Re: [PATCH 12/20] fuse: Introduce setupmapping/removemapping commands
From: Miklos Szeredi
Date: Wed Mar 11 2020 - 11:12:30 EST
On Wed, Mar 11, 2020 at 3:41 PM Vivek Goyal <vgoyal@xxxxxxxxxx> wrote:
>
> On Wed, Mar 11, 2020 at 03:19:18PM +0100, Miklos Szeredi wrote:
> > On Wed, Mar 11, 2020 at 8:03 AM Amir Goldstein <amir73il@xxxxxxxxx> wrote:
> > >
> > > On Tue, Mar 10, 2020 at 10:34 PM Vivek Goyal <vgoyal@xxxxxxxxxx> wrote:
> > > >
> > > > On Tue, Mar 10, 2020 at 08:49:49PM +0100, Miklos Szeredi wrote:
> > > > > On Wed, Mar 4, 2020 at 5:59 PM Vivek Goyal <vgoyal@xxxxxxxxxx> wrote:
> > > > > >
> > > > > > Introduce two new fuse commands to setup/remove memory mappings. This
> > > > > > will be used to setup/tear down file mapping in dax window.
> > > > > >
> > > > > > Signed-off-by: Vivek Goyal <vgoyal@xxxxxxxxxx>
> > > > > > Signed-off-by: Peng Tao <tao.peng@xxxxxxxxxxxxxxxxx>
> > > > > > ---
> > > > > > include/uapi/linux/fuse.h | 37 +++++++++++++++++++++++++++++++++++++
> > > > > > 1 file changed, 37 insertions(+)
> > > > > >
> > > > > > diff --git a/include/uapi/linux/fuse.h b/include/uapi/linux/fuse.h
> > > > > > index 5b85819e045f..62633555d547 100644
> > > > > > --- a/include/uapi/linux/fuse.h
> > > > > > +++ b/include/uapi/linux/fuse.h
> > > > > > @@ -894,4 +894,41 @@ struct fuse_copy_file_range_in {
> > > > > > uint64_t flags;
> > > > > > };
> > > > > >
> > > > > > +#define FUSE_SETUPMAPPING_ENTRIES 8
> > > > > > +#define FUSE_SETUPMAPPING_FLAG_WRITE (1ull << 0)
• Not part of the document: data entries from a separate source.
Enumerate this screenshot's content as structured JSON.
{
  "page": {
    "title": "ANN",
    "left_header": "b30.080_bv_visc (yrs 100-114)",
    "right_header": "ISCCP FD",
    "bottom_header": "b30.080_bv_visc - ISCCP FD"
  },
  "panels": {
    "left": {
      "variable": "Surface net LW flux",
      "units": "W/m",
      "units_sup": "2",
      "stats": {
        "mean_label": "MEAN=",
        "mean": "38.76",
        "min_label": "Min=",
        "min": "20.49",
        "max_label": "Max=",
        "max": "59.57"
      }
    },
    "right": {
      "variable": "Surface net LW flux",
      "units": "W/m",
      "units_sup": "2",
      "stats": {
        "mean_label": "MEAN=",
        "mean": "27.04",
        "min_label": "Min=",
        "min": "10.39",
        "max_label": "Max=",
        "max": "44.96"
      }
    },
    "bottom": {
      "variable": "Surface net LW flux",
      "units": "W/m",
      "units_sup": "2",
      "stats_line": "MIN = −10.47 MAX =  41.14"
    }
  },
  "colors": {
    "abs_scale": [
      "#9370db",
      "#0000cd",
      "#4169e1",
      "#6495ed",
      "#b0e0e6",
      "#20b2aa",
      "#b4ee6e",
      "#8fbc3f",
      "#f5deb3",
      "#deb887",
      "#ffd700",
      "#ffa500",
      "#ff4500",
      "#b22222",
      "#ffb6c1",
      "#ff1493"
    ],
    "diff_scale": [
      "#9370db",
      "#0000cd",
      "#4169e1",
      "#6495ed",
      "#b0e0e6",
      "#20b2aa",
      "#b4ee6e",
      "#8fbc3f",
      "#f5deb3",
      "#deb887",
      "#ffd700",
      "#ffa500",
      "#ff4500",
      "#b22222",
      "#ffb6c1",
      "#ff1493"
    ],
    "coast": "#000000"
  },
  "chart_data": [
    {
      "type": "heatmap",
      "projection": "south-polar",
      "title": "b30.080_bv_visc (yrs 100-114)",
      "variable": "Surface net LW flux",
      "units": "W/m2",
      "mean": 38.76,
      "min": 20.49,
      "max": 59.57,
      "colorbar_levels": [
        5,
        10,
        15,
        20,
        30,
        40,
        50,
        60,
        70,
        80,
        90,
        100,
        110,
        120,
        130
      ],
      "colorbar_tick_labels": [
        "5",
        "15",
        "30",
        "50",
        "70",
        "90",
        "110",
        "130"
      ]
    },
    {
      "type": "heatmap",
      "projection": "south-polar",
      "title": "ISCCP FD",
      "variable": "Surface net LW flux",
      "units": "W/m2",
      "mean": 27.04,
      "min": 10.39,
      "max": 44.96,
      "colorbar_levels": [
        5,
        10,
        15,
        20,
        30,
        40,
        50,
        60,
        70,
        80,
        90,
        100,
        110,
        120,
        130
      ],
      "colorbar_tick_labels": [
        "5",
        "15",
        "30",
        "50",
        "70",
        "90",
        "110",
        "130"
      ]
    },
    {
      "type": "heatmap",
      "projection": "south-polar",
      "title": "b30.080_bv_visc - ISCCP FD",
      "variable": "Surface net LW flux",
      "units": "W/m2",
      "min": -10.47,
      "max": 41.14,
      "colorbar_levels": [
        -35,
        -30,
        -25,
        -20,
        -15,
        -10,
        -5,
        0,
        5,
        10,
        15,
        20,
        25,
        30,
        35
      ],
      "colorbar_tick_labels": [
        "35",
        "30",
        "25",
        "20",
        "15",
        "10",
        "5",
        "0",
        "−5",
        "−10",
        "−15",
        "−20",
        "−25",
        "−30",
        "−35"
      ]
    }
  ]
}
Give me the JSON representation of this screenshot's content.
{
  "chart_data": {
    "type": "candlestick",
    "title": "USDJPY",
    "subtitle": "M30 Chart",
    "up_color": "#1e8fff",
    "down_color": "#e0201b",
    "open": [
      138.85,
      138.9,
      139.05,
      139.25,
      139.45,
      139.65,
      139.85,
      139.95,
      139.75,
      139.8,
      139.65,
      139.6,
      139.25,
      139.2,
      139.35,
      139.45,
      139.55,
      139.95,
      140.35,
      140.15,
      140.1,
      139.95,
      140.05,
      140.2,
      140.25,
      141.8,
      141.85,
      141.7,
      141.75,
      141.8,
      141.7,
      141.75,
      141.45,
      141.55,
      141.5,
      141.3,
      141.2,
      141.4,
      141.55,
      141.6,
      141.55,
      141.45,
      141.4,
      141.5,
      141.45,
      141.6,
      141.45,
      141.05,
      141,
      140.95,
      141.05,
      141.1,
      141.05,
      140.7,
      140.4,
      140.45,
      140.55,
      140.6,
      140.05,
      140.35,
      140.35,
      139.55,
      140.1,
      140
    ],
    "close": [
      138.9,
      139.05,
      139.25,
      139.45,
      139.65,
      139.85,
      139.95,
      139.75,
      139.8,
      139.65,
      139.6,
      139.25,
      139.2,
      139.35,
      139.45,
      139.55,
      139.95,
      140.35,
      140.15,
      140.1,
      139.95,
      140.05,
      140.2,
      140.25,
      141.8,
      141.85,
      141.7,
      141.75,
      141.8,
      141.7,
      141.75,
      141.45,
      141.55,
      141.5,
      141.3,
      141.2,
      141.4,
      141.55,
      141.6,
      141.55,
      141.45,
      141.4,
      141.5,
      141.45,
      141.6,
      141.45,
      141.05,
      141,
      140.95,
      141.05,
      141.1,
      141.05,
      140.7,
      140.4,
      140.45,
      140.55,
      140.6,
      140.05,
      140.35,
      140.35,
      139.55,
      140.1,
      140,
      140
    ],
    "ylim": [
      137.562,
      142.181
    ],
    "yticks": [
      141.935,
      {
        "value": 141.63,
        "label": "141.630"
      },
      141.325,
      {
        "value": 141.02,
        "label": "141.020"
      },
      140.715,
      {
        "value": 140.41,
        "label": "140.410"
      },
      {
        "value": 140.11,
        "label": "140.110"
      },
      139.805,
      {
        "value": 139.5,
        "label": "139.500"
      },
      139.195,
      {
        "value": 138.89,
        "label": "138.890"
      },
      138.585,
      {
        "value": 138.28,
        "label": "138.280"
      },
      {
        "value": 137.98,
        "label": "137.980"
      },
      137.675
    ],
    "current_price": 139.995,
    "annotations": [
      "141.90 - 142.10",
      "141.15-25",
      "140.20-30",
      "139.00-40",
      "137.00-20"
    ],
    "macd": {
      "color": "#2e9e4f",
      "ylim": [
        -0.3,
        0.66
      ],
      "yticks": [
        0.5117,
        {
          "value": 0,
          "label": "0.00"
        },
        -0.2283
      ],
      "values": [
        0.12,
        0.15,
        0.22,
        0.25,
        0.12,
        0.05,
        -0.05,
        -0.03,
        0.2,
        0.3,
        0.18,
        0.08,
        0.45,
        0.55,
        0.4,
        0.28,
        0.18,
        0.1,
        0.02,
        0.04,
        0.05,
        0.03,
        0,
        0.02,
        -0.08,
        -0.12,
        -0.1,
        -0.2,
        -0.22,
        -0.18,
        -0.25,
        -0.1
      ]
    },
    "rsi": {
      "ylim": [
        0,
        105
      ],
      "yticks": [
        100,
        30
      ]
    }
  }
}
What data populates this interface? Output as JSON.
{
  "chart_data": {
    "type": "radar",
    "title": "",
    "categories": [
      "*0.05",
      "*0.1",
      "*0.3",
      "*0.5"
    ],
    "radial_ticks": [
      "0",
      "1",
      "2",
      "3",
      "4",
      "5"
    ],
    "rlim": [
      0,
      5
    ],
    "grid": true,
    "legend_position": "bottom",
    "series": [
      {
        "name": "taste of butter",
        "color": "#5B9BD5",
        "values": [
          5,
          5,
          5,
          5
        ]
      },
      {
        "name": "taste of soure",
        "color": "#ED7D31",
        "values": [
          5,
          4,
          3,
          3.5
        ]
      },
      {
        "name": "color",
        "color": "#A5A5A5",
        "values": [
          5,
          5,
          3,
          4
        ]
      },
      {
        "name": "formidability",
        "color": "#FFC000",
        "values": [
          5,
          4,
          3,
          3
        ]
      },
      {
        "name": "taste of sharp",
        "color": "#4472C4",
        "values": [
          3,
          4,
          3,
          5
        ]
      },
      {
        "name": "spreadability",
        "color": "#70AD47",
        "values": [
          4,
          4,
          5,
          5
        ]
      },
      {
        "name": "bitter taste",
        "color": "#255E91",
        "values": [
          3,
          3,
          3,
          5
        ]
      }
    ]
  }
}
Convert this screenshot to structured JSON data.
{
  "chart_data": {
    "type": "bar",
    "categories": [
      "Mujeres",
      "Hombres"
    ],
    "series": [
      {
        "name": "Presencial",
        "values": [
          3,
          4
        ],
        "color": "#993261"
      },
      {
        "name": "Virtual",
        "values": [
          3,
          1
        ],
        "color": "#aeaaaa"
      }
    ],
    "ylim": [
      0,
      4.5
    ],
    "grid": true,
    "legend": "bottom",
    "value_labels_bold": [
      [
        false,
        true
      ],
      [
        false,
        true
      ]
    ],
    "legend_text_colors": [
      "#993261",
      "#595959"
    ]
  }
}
> > > > > > +struct fuse_setupmapping_in {
> > > > > > + /* An already open handle */
> > > > > > + uint64_t fh;
> > > > > > + /* Offset into the file to start the mapping */
> > > > > > + uint64_t foffset;
> > > > > > + /* Length of mapping required */
> > > > > > + uint64_t len;
> > > > > > + /* Flags, FUSE_SETUPMAPPING_FLAG_* */
> > > > > > + uint64_t flags;
> > > > > > + /* Offset in Memory Window */
> > > > > > + uint64_t moffset;
> > > > > > +};
> > > > > > +
> > > > > > +struct fuse_setupmapping_out {
> > > > > > + /* Offsets into the cache of mappings */
> > > > > > + uint64_t coffset[FUSE_SETUPMAPPING_ENTRIES];
> > > > > > + /* Lengths of each mapping */
> > > > > > + uint64_t len[FUSE_SETUPMAPPING_ENTRIES];
> > > > > > +};
> > > > >
> > > > > fuse_setupmapping_out together with FUSE_SETUPMAPPING_ENTRIES seem to be unused.
> > > >
> > > > This looks like leftover from the old code. I will get rid of it. Thanks.
> > > >
> > >
> > > Hmm. I wonder if we should keep some out args for future extensions.
> > > Maybe return the mapped size even though it is all or nothing at this
> > > point?
> > >
> > > I have interest in a similar FUSE mapping functionality that was prototyped
> > > by Miklos and published here:
> > > https://lore.kernel.org/linux-fsdevel/CAJfpegtjEoE7H8tayLaQHG9fRSBiVuaspnmPr2oQiOZXVB1+7g@xxxxxxxxxxxxxx/
> > >
> > > In this prototype, a FUSE_MAP command is used by the server to map a
> > > range of file to the kernel for io. The command in args are quite similar to
> > > those in fuse_setupmapping_in, but since the server is on the same host,
> > > the mapping response is {mapfd, offset, size}.
> >
> > Right. So the difference is in which entity allocates the mapping.
> > IOW whether the {fd, offset, size} is input or output in the protocol.
> >
> > I don't remember the reasons for going with the mapping being
> > allocated by the client, not the other way round. Vivek?
>
> I think one of the main reasons is memory reclaim. Once all ranges in
> a cache range are allocated, we need to free a memory range which can be
> reused. And client has all the logic to free up that range so that it can
> be remapped and reused for a different file/offset. Server will not know
> any of this. So I will think that for virtiofs, server might not be
> able to decide where to map a section of file and it has to be told
> explicitly by the client.
Okay.
> >
> > If the allocation were to be by the server, we could share the request
> > type and possibly some code between the two, although the I/O
> > mechanism would still be different.
> >
>
> So input parameters of both FUSE_SETUPMAPPING and FUSE_MAP seem
> similar (except the moffset field). Given output of FUSE_MAP reqeust
> is very different, I would think it will be easier to have it as a
> separate command.
>
> Or can it be some sort of optional output args which can differentiate
> between two types of requests.
>
> /me personally finds it simpler to have separate command instead of
> overloading FUSE_SETUPMAPPING. But its your call. :-)
I too prefer a separate request type.
Thanks,
Miklos